ESponge2000 said:
In a frictionless world with no air and no gravity …
I am in a convertible with open top… the car is accelerating at a constant rate in a straight line , at which point i decide to jump out of the convertible car in the forward direction ..:
assume The floor is very very soft and harmless or if we assume no gravity there is no vertical free fall … the jump is horizontal, and assume the only object to look out for is the car itself from behind … Also assume there’s very little length between the hatch of the car and the front bumper on this imaginary car … no air ….if I jump forward ….. my start momentum will be the terminal velocity of the car at the moment i Jump forward plus the energy of my jump , correct ?
The term "terminal velocity" here is not appropriate. This may be due to a difficulty with language.
In English-speaking physics, "terminal velocity" refers to the velocity that is approached by a falling object. The typical example is a parachutists. The downward pull of [Newtonian] gravity on the such as a parachutist is constant. The upward force due to air resistance increases as the parachutist falls faster and faster. Eventually an equilibrium is approached at "terminal velocity".
My best guess is that you mean "final velocity" here. The velocity of the convertible at the moment of the forward jump.

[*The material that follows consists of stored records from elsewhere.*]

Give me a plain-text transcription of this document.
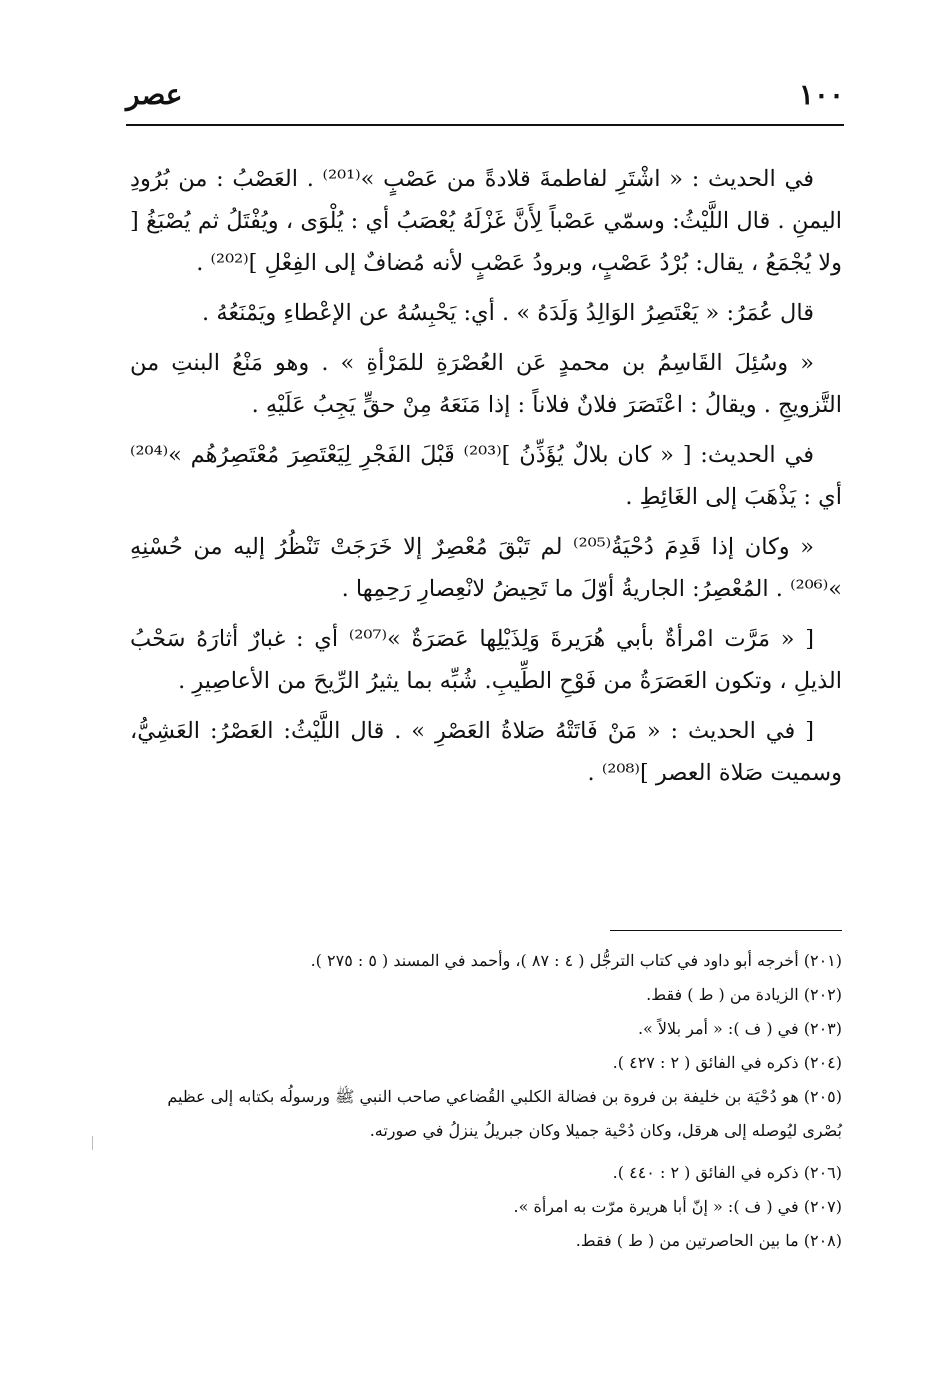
١٠٠
عصر

في الحديث : « اشْتَرِ لفاطمةَ قلادةً من عَصْبٍ »⁽²⁰¹⁾ . العَصْبُ : من بُرُودِ اليمنِ . قال اللَّيْثُ: وسمّي عَصْباً لِأَنَّ غَزْلَهُ يُعْصَبُ أي : يُلْوَى ، ويُفْتَلُ ثم يُصْبَغُ [ ولا يُجْمَعُ ، يقال: بُرْدُ عَصْبٍ، وبرودُ عَصْبٍ لأنه مُضافٌ إلى الفِعْلِ ]⁽²⁰²⁾ .

قال عُمَرُ: « يَعْتَصِرُ الوَالِدُ وَلَدَهُ » . أي: يَحْبِسُهُ عن الإعْطاءِ ويَمْنَعُهُ .

« وسُئِلَ القَاسِمُ بن محمدٍ عَن العُصْرَةِ للمَرْأةِ » . وهو مَنْعُ البنتِ من التَّزويجِ . ويقالُ : اعْتَصَرَ فلانٌ فلاناً : إذا مَنَعَهُ مِنْ حقٍّ يَجِبُ عَلَيْهِ .

في الحديث: [ « كان بلالٌ يُؤَذِّنُ ]⁽²⁰³⁾ قَبْلَ الفَجْرِ لِيَعْتَصِرَ مُعْتَصِرُهُم »⁽²⁰⁴⁾ أي : يَذْهَبَ إلى الغَائِطِ .

« وكان إذا قَدِمَ دُحْيَةُ⁽²⁰⁵⁾ لم تَبْقَ مُعْصِرٌ إلا خَرَجَتْ تَنْظُرُ إليه من حُسْنِهِ »⁽²⁰⁶⁾ . المُعْصِرُ: الجاريةُ أوّلَ ما تَحِيضُ لانْعِصارِ رَحِمِها .

[ « مَرَّت امْرأةٌ بأبي هُرَيرةَ وَلِذَيْلِها عَصَرَةٌ »⁽²⁰⁷⁾ أي : غبارٌ أثارَهُ سَحْبُ الذيلِ ، وتكون العَصَرَةُ من فَوْحِ الطِّيبِ. شُبِّه بما يثيرُ الرِّيحَ من الأعاصِيرِ .

[ في الحديث : « مَنْ فَاتَتْهُ صَلاةُ العَصْرِ » . قال اللَّيْثُ: العَصْرُ: العَشِيُّ، وسميت صَلاة العصر ]⁽²⁰⁸⁾ .

(٢٠١) أخرجه أبو داود في كتاب الترجُّل ( ٤ : ٨٧ )، وأحمد في المسند ( ٥ : ٢٧٥ ).

(٢٠٢) الزيادة من ( ط ) فقط.

(٢٠٣) في ( ف ): « أمر بلالاً ».

(٢٠٤) ذكره في الفائق ( ٢ : ٤٢٧ ).

(٢٠٥) هو دُحْيَة بن خليفة بن فروة بن فضالة الكلبي القُضاعي صاحب النبي ﷺ ورسولُه بكتابه إلى عظيم بُصْرى ليُوصله إلى هرقل، وكان دُحْية جميلا وكان جبريلُ ينزلُ في صورته.

(٢٠٦) ذكره في الفائق ( ٢ : ٤٤٠ ).

(٢٠٧) في ( ف ): « إنّ أبا هريرة مرّت به امرأة ».

(٢٠٨) ما بين الحاصرتين من ( ط ) فقط.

Your starting momentum will be equal to your
momentum due to the motion of the car plus the additional
impulse from your jump.
If the convertible has final velocity ##v_\text{f}## and your mass is ##m_\text{you}##, you will have momentum ##p=m_\text{you}v_\text{f}## just prior to your jump.
If you jump with relative velocity ##v_\text{jump}## and we ignore any recoil of the car then the impulse provided by the jump will be ##\Delta p = m_\text{you}v_\text{jump}##.
As stated above, the result is ##p_\text{total} = m_\text{you}(v_\text{f}+v_\text{jump})##
For this computation, it is not the
energy of the jump that matters, it is the
impulse.
One could certainly perform an energy computation instead. Can you do it?
ESponge2000 said:
But if the car continues to accelerate at the same rate the car will catch up with my forward velocity and then impact I will be riding the bumper … that impact with the bumper could be very similar to jumping up and down if the rate of the acceleration of the convertible is 9.8m/s^2 correct ?
Yes. This is the classic elevator scenario used in stating the
equivalence principle:
No local experiment can detect the difference between a jumper in a 1 g accelerating elevator cab in the middle of deep space and the same jumper in a stationary elevator cab sitting on the surface of the Earth.